Four price gainers helped the NASD Over-the-Counter (OTC) Securities Exchange close higher by 0.35 per cent on Thursday, January 16.

The value of the trading platform jumped by N3.69 billion during the session to N1.072 trillion from the N1.068 trillion it closed in the preceding session, and the NASD Unlisted Security Index (NSI) made an addition of 10.67 points to wrap the session at 3,103.83 points compared with 3,093.16 points recorded at the previous session.

Industrial and General Insurance (IGI) Plc added 3 Kobo to its price yesterday to trade at 33 Kobo per unit compared with Wednesday’s closing price of 30 Kobo per unit, Newrest Asl Plc appreciated by N2.85 to N31.18 per share from N28.53 per share, 11 Plc gained N2.90 to close at N256.00 per unit versus the N253.10 per unit it finished a day earlier, and  FrieslandCampina Wamco Nigeria Plc grew by 21 Kobo to N39.16 per share, in contrast to midweek’s N38.95 per share.
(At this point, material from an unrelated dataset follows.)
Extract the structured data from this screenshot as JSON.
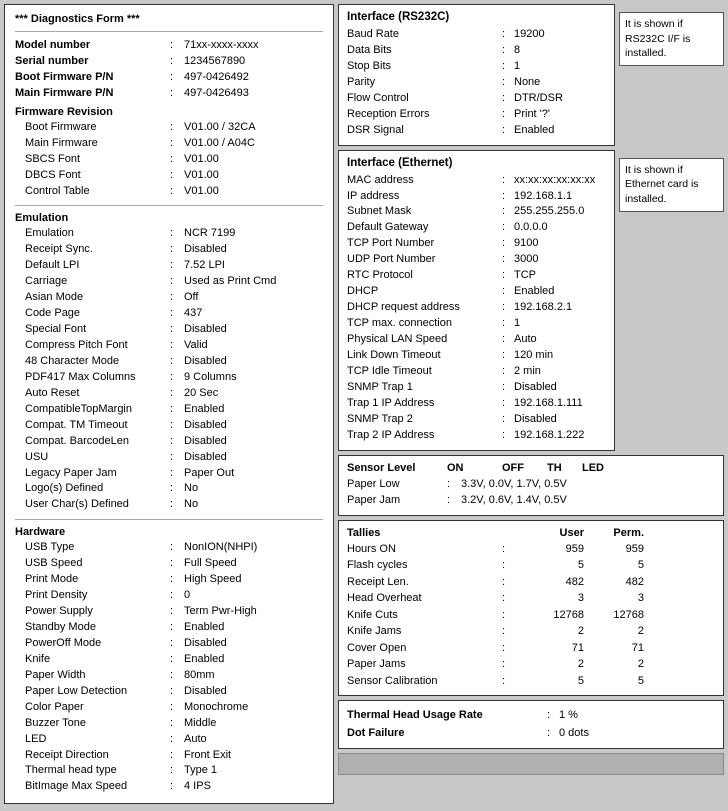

On Thursday. there was an 85.3 per cent increase in the volume of securities traded by investors to 1.2 million units from the 666,494 units recorded in the preceding session, the value of shares traded surged by 8.9 per cent to N18.0 million from N16.5 million, and the number of deals leapt by 65 per cent to 33 deals from 20 deals.

FrieslandCampina Wamco Nigeria Plc remained the most active stock by value (year-to-date) with 3.4 million units worth N134.9 million, trailed by Geo-Fluids Plc with 8.9 million units sold for N43.0 million, and Afriland Properties Plc valued at 690,825 sold for N11.1 million.

IGI Plc closed the day as the most active stock by volume (year-to-date) with 23.5 million units sold for N5.3 million, followed by Geo-Fluids Plc with 8.9 million units valued at N43.0 million, and FrieslandCampina Wamco Nigeria Plc followed with 3.4 million units worth N134.9 million.